Тогда, онемев от страданий и боли, я не знал, что исход войны уже предрешен. Для всех: для нас, для немцев, для меня лично. Я не мог себе представить ни Сталинградской битвы с ее тысячами окоченевших фашистов, разбитыми «юнкерсами», бесконечными вереницами тянущихся к нам в Заволжье пленных, ни схлестнувшихся в яростном порыве советских и гитлеровских танковых армад на Курской дуге, ни того, что мой удачливый школьный приятель Порфирий Саввич Курашкевич дойдет до финала величайшей из войн. Пока я знал только одно: Порфирию удалось обогнать меня в беспощадном военном марафоне. Я лежу здесь, в моем теле постепенно угасает жизнь, вокруг — истощенные, умирающие люди. А он, майор Курашкевич, перетянутый тугими ремнями, с аккуратной кобурой на боку, уже далеко-далеко отсюда. Мчит по пыльной дороге на «эмке», весело шлет взмахом руки приветы девчатам-регулировщицам и зорко следит за небом, где из-за каждой тучки может выскочить «мессершмитт». Да что ему «мессеры»! За таким смерть не угонится. Он будет жить, он выскочит из любой передряги.

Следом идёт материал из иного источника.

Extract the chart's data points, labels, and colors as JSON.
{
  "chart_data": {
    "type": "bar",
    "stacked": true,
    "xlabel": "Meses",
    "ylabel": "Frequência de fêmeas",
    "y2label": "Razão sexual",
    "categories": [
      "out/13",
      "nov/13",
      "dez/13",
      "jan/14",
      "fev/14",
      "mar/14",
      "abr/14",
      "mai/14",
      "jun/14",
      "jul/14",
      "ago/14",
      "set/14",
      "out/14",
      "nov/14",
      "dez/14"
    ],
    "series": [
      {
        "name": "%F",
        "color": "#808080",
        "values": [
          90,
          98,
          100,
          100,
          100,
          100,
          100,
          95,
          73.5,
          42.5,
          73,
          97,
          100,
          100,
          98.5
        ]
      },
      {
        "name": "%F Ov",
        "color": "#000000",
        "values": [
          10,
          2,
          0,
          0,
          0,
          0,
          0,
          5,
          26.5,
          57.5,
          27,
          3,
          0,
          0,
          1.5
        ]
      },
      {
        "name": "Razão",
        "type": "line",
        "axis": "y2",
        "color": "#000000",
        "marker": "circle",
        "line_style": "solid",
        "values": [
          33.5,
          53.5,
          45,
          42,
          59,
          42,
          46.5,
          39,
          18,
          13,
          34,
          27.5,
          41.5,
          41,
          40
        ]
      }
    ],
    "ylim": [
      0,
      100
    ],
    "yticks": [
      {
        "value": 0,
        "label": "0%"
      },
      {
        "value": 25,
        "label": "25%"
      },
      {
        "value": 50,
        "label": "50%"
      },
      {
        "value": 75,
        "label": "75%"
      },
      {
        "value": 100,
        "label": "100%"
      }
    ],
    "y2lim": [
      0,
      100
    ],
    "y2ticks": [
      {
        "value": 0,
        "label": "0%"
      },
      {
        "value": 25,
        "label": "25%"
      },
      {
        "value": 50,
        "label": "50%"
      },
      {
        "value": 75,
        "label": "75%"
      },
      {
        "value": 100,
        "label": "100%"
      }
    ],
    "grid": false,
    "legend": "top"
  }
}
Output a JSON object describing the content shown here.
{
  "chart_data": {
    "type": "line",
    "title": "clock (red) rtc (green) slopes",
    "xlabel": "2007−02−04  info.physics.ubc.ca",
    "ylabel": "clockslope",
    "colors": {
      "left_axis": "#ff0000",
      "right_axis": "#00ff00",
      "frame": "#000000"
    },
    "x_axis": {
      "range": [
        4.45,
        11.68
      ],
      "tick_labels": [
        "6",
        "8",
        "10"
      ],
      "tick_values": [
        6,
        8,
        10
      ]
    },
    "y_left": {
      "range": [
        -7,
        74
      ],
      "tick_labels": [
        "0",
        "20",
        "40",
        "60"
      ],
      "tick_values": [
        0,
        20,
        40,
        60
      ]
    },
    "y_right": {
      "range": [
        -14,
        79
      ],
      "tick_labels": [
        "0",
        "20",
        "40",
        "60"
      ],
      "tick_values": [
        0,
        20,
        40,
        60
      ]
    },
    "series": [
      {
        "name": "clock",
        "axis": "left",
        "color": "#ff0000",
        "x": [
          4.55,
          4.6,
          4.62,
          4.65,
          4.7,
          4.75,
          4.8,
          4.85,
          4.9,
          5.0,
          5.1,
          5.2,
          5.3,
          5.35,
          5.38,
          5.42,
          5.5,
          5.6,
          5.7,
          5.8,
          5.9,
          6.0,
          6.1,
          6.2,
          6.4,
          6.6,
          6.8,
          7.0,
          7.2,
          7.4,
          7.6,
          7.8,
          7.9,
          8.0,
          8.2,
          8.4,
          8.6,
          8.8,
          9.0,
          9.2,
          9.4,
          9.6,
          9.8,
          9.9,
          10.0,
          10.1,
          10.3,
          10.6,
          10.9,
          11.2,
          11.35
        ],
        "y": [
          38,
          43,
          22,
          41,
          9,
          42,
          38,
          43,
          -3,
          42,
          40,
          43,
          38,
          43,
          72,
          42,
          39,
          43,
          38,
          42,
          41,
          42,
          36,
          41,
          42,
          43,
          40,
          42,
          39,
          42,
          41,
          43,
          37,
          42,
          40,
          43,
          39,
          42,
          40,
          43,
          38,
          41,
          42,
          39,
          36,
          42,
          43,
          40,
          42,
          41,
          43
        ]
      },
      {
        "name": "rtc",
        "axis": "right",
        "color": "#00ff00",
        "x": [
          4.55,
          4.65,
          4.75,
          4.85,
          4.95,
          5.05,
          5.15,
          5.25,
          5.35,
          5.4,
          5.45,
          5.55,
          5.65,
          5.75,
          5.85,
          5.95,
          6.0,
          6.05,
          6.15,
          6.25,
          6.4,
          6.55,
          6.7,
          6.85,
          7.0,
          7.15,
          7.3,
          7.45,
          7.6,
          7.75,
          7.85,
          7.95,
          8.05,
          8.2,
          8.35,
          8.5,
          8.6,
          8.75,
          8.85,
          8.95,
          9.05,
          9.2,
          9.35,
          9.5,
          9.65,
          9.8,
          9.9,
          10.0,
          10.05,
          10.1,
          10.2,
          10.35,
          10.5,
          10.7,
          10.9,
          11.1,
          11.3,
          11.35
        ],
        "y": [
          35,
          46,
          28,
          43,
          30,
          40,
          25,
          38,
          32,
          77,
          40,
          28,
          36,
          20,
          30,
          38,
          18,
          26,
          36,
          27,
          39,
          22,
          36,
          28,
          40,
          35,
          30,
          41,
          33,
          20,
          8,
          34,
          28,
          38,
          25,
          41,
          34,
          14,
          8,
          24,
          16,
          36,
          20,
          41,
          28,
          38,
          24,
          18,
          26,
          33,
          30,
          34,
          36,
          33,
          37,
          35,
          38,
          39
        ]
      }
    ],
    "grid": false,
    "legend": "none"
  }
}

Третий день нам не дают ни есть, ни пить, никто не заглядывает в церквушку, слышен только ленивый разговор часовых, да и те, видно, расположились поодаль, совершенно забыв о нас, полагая, что здесь уже давно нет никого в живых… Я прикидываю последний шанс, еще пытаюсь найти лазейку, как-то выбраться отсюда.
За витражными окнами едва брезжит рассвет. Ни шороха, ни звука. Хоть бы дотянуться до окошка…
И вдруг — звон разбиваемого стекла. В окне пулеметное дуло. Холодная, короткая, как судорога, мысль: смерть! Нас будут убивать!..
Грохот пулеметной пальбы. Я падаю ничком. Пули секут по телам, сбивают со стен штукатурку. В разрывах гранат тонут жалкие, как детский плач, крики о помощи… Я поднимаюсь. Это какое-то чудо, что ни один осколок, ни одна пуля не поразили меня… В церкви клубится ядовитый дым, по деревянным стенам рвутся языки пламени. Прямо перед собой я различаю вырванные взрывом двери, там свет, воздух… А вокруг — неподвижные тела, шинели, обмотки, сапоги, вскинутые руки, выпученные в предсмертном ужасе глаза… Стою, еще не осознав того, что здесь произошло. Даже сейчас, через сорок лет, этот кошмар будит меня среди ночи… Нас расстреливали из окон, добивали гранатами, измученных, еле живых узников. Потом подожгли.
Крыша рухнула, взметнув столб огня и дыма. Но за миг до этого я вышел наружу…
Я вижу перед собой зеленые шинели фашистов, один из них приближается ко мне с поднятым автоматом. Он смотрит на меня с интересом. «Когда нажмет спусковой крючок, я не услышу выстрела…» Я еще успеваю удивиться: неужели сейчас все оборвется? Почему не стреляет? И только тут слышу: «Найн! Найн!» Это кричит солдату офицер, стоящий поодаль среди других, спокойно наблюдающих за пожаром. Солдат толкает меня дулом автомата к группе офицеров возле сарая.
Я вижу знакомое лицо. Где же я встречал его?